Federal Minister for Finance and Revenue Ishaq Dar on Thursday revealed that documentation for the second disbursement worth $500 million from the Industrial and Commercial Bank of China (ICBC) has been completed.
Earlier this month, the ICBC approved a rollover of a $1.3 billion loan for cash-strapped Pakistan, which was expected to shore up its depleting foreign exchange reserves.
Following the announcement, the Chinese bank deposited $500 million on March 4 which also helped the foreign exchange reserves surpass the $4 billion mark.

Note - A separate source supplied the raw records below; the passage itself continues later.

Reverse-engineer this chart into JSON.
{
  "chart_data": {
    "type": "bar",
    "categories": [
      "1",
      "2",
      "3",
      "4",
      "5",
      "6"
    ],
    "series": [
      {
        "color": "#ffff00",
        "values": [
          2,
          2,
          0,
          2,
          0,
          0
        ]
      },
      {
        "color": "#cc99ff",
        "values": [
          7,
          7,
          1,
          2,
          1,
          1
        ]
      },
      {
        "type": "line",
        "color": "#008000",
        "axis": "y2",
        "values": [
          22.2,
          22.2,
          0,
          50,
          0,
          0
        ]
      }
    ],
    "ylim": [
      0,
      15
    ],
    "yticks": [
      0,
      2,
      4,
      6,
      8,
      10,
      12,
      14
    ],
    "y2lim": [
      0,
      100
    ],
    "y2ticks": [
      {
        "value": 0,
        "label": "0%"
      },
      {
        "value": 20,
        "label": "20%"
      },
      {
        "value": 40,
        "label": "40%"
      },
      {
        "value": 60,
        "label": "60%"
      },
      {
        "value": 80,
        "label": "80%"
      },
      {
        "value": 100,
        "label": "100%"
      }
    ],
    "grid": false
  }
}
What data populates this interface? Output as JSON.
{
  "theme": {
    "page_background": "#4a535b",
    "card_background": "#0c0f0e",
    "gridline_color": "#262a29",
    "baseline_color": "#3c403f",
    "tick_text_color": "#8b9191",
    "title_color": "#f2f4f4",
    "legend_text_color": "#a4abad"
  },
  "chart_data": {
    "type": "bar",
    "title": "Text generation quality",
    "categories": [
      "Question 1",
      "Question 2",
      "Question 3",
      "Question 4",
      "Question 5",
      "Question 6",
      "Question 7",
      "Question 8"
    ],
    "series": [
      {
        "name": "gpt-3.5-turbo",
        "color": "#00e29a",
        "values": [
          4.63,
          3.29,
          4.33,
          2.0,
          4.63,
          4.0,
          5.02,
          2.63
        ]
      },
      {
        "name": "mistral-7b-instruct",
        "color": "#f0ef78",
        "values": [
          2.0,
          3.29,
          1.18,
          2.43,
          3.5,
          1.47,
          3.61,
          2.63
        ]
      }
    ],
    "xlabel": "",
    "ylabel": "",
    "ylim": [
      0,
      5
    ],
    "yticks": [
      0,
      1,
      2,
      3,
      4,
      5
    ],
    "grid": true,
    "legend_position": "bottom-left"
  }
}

“Out of Chinese ICBC’s approved rollover facility of $1.3 billion (which was earlier repaid by Pakistan to ICBC in recent months), documentation for the second disbursement of $500 million has been completed by Finance Ministry for the release of funds to the State Bank of Pakistan,” the finance minister announced today.
The cash-strapped country has faced growing economic challenges, with high inflation, sliding forex reserves, a widening current account deficit and a depreciating currency.
Earlier, Dar — who took charge of the finance ministry in September last year — said that Pakistan has made payments of around $5.5 billion (excluding the $1 billion sukuk payment). These include $2 billion to China Development Bank and ICBC and $3.5 billion have been given to banks in other countries.
“Debt is usually rolled over but the debt stock does not reduce. We are reducing debt stock,” he had said. “Formalities with ICBC were completed last night. We returned $1.3 billion to it and this facility has been renewed and we will receive the amount back in three tranches.”
“We paid back $1.3 billion in three tranches — $500 million, $500 million and $300 million. We will receive it back the same way. Pakistan will get $500 million in two-three days. We might receive it on Monday. Then we will get an additional $500 million in 10 days.”
Foreign exchange reserves were at $4.3 billion as of March 10, just enough for less than a month of imports. While the liquid foreign exchange reserves stand at around $9.8 billion which includes $5.5 billion in net reserves held by commercial banks.
A report published in The News stated that a Chinese bank has given assurances it will provide another refinanced $500 million loan within the next few days, bringing the total of commercial loans up to $1.7 billion out of the total committed amount of $2 billion.
The Pakistani authorities are running from pillar to post to get 100% confirmation from friendly donor countries and multilateral creditors before moving toward striking a staff-level agreement with the International Monetary Fund (IMF).
It was the unwritten condition of the IMF that Pakistan must secure the refinancing of commercial loans as well as a rollover on deposits from China during the programme period, which is scheduled to expire in June 2023.
“Another $500 million commercial loan is coming from a Chinese bank,” a top official of the Finance Division confirmed on Wednesday and added that it would be done soon.
Chinese banks have already provided re-financing of $1.2 billion in commercial loans in the past few weeks, and now Beijing has given an assurance on another $500 million in loan re-financing in the next few days.
It is relevant to mention that Pakistan had also requested to grant rollover on the Chinese SAFE deposit of $2 billion within the ongoing month.
All these, the refinancing of commercial loans and rollovers on SAFE deposits, are pre-requisite for moving towards the signing of a staff-level agreement between the IMF and Pakistani side.
Now Pakistani authorities are anxiously waiting for confirmation from the Kingdom of Saudi Arabia, the UAE, and Qatar, as well as from the World Bank and the AIIB, for fulfilling their external financing needs of $6 billion until the end of June 2023.